Alexandra Vasconcelos é farmacêutica, naturopata e pós-graduada em saúde integrativa.
Mestre em medicina integrativa e humanista e em nutrição ortomolecular pelo CENAC, em Barcelona, conta ainda com uma pós-graduação em nutrição oncológica e outra em adequação nutricional e manutenção da homeostase – prevenção e tratamento de doenças relacionadas à idade, pela da Academia Lair Ribeiro.
Foi uma das oradoras do 3º Congresso Internacional de Nutrição Integrativa Funcional (CINIF), com uma palestra sobre “Parasitas ocultos: a presença comum e subestimada nas alterações imunológicas e doenças crónicas”.
Em conversa com o Integrall, Alexandra Vasconcelos afirma que é preciso ir às causas das doenças e que estas podem ser apenas a ponta do iceberg.
Após estudar os parasitas, descobriu o mundo que, por vezes, se esconde por debaixo de patologias, que vão desde alergias a cancros. Para isso, conta com a ajuda da bioressonância, que usa na sua prática clínica.
Integrall: Em que momento da sua carreira que se apaixonou pelo tema parasitas?
Alexandra Vasconcelos: Ao longo destes 20 anos venho progressivamente a apaixonar-me, primeiro, pela causa das doenças e dos sintomas -temos de ir à causa – esta história de tratar o sintoma não me faz sentido.
Assim, comecei com o vírus – e o vírus realmente é uma causa imensa -, depois dos vírus, bactérias sabe-se, também, que há os, fungos e por aí fora. Nos últimos cinco anos, talvez um pouco mais pós-Covid – porque a questão da Covid e das vacinas e de tudo aquilo que nós vivemos -, alterou incrivelmente, de forma negativa, a nossa resposta imunológica e então, é tudo muito mais expressado. Nos últimos cinco anos, tenho trabalhado mais nisto, quando os intestinos e a microbiota estão piores. Estes micro-organismos, que vivem silenciosos dentro de nós, acabam por tomar uma força maior, porque isto é uma força que existe entre o hospedeiro e o micro-organismo – e como o hospedeiro está mais fraco imunologicamente-, os micro-organismos tomam uma força maior.
Como eu trabalho com biorresonância, desde o início, comecei a conduzir a minha consulta para os parasitas, porque, realmente, comecei a perceber muitas reativações de parasitas.

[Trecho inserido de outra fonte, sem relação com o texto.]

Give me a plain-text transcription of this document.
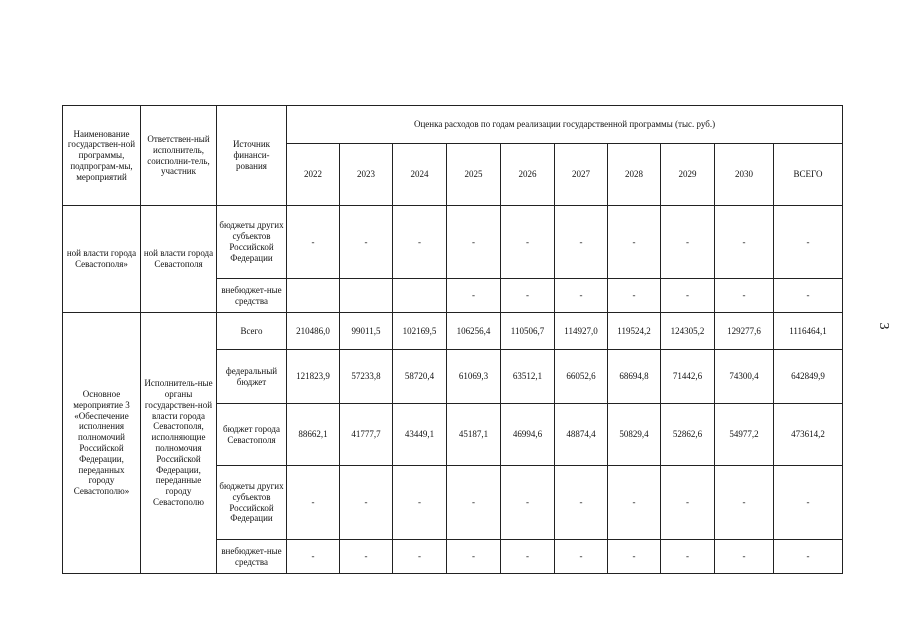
3
Наименование государствен-ной программы, подпрограм-мы, мероприятий	Ответствен-ный исполнитель, соисполни-тель, участник	Источник финанси-рования	Оценка расходов по годам реализации государственной программы (тыс. руб.)									
			2022	2023	2024	2025	2026	2027	2028	2029	2030	ВСЕГО
ной власти города Севастополя»	ной власти города Севастополя	бюджеты других субъектов Российской Федерации	-	-	-	-	-	-	-	-	-	-
		внебюджет-ные средства				-	-	-	-	-	-	-
Основное мероприятие 3 «Обеспечение исполнения полномочий Российской Федерации, переданных городу Севастополю»	Исполнитель-ные органы государствен-ной власти города Севастополя, исполняющие полномочия Российской Федерации, переданные городу Севастополю	Всего	210486,0	99011,5	102169,5	106256,4	110506,7	114927,0	119524,2	124305,2	129277,6	1116464,1
		федеральный бюджет	121823,9	57233,8	58720,4	61069,3	63512,1	66052,6	68694,8	71442,6	74300,4	642849,9
		бюджет города Севастополя	88662,1	41777,7	43449,1	45187,1	46994,6	48874,4	50829,4	52862,6	54977,2	473614,2
		бюджеты других субъектов Российской Федерации	-	-	-	-	-	-	-	-	-	-
		внебюджет-ные средства	-	-	-	-	-	-	-	-	-	-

“Tratar o sintoma não me faz sentido, temos de ir às causas”
Integrall: Na sua palestra, referiu que a doença é a ponta do iceberg.

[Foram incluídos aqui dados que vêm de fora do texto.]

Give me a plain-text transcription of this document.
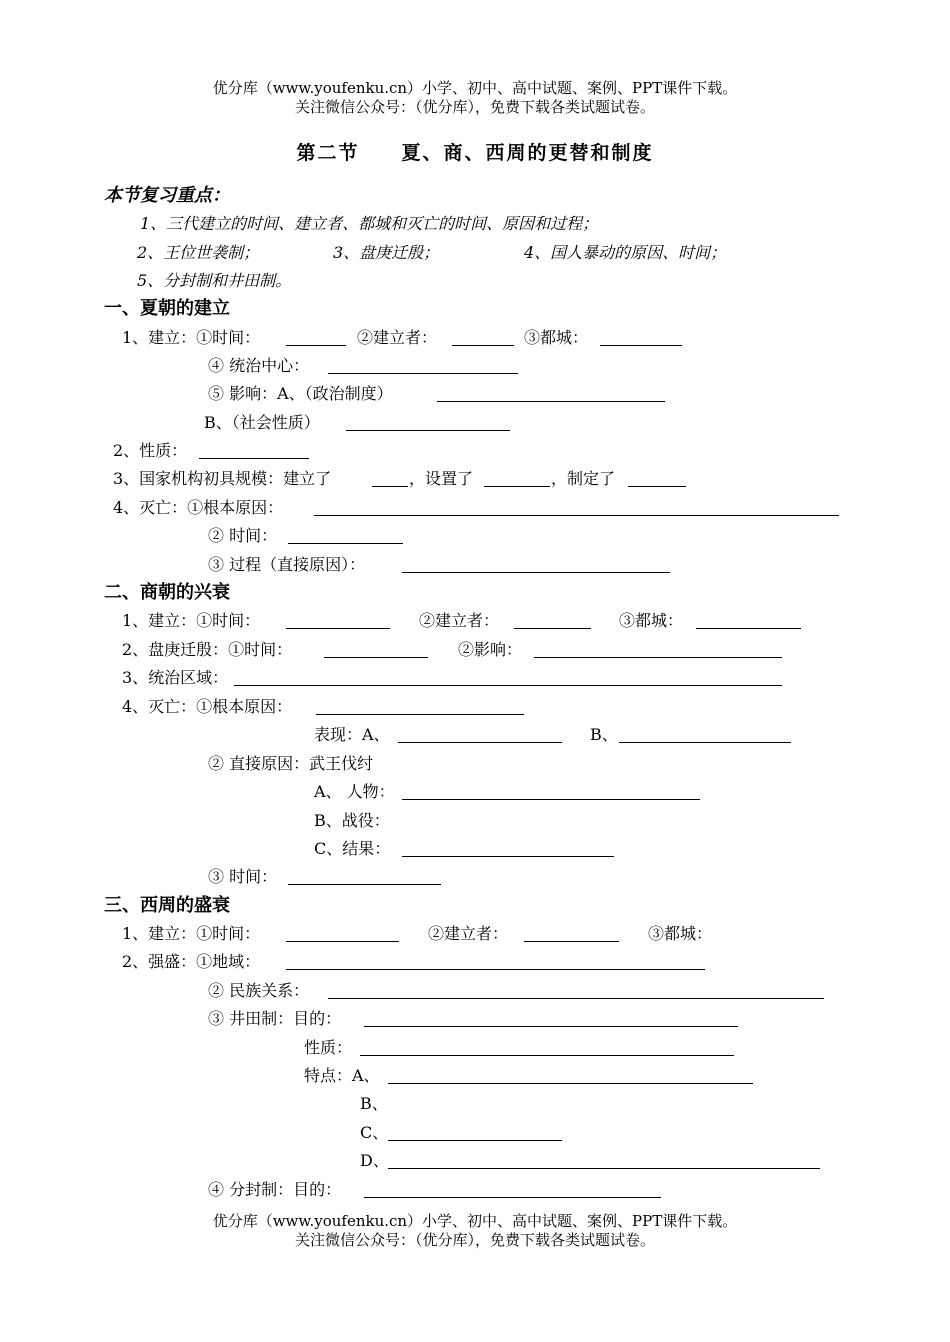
优分库（www.youfenku.cn）小学、初中、高中试题、案例、PPT课件下载。
关注微信公众号：（优分库），免费下载各类试题试卷。
第二节　　夏、商、西周的更替和制度
本节复习重点：
1、三代建立的时间、建立者、都城和灭亡的时间、原因和过程；
2、王位世袭制；	3、盘庚迁殷；	4、国人暴动的原因、时间；
5、分封制和井田制。
一、夏朝的建立
1、建立：①时间：	②建立者：	③都城：
④ 统治中心：
⑤ 影响：A、（政治制度）
B、（社会性质）
2、性质：
3、国家机构初具规模：建立了	，设置了	，制定了
4、灭亡：①根本原因：
② 时间：
③ 过程（直接原因）：
二、商朝的兴衰
1、建立：①时间：	②建立者：	③都城：
2、盘庚迁殷：①时间：	②影响：
3、统治区域：
4、灭亡：①根本原因：
表现：A、	B、
② 直接原因：武王伐纣
A、 人物：
B、战役：
C、结果：
③ 时间：
三、西周的盛衰
1、建立：①时间：	②建立者：	③都城：
2、强盛：①地域：
② 民族关系：
③ 井田制：目的：
性质：
特点：A、
B、
C、
D、
④ 分封制：目的：
优分库（www.youfenku.cn）小学、初中、高中试题、案例、PPT课件下载。
关注微信公众号：（优分库），免费下载各类试题试卷。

Alexandra Vasconcelos: Às vezes, por exemplo, pode aparecer (em consulta) uma pessoa com um cancro de bexiga, ou com uma situação menos complicada, como alergias, uma alteração comportamental de repente, ou uma depressão repentiva e sem causa aparente e tudo isso é a ponta do iceberg, aquilo que é visível. Onde nós vamos atuar é naquilo que está por baixo e o que está por baixo podem ser – há várias questões-, mas podem ser as causas de patógenos.
Integrall: Os parasitas são de difícil deteção?
Alexandra Vasconcelos: No caso dos parasitas, sim. Os outros micro-organismos conseguimos detetar, apesar de haver ainda alguns erros, mas já se detetam melhor. Os parasitas são, quanto a mim, os mais difíceis de detetar, porque, como revela um estudo de 2025, é preciso fazer 18 recolhas de fezes para se conseguir ter um resultado positivo. Então, é difícil e muitas vezes, as pessoas veem parasitas nas fezes, e depois, vão fazer os testes e eles não estão, algo que acontece muito frequentemente. E por ser difícil de detetar, é que, muitas vezes, a questão dos parasitas é descartada. As pessoas até podem dizer aos médicos: “tenho dor de barriga, tenho diarreia, acho que comi qualquer coisa e vi um parasita”, vai fazer o teste, e está negativo – é um falso negativo-, e é descartado, mas se nós formos investigar com a bioresonância, vemos parasitas, e muitas vezes, invariavelmente, esses parasitas estão fora do intestino e estão a afetar órgãos.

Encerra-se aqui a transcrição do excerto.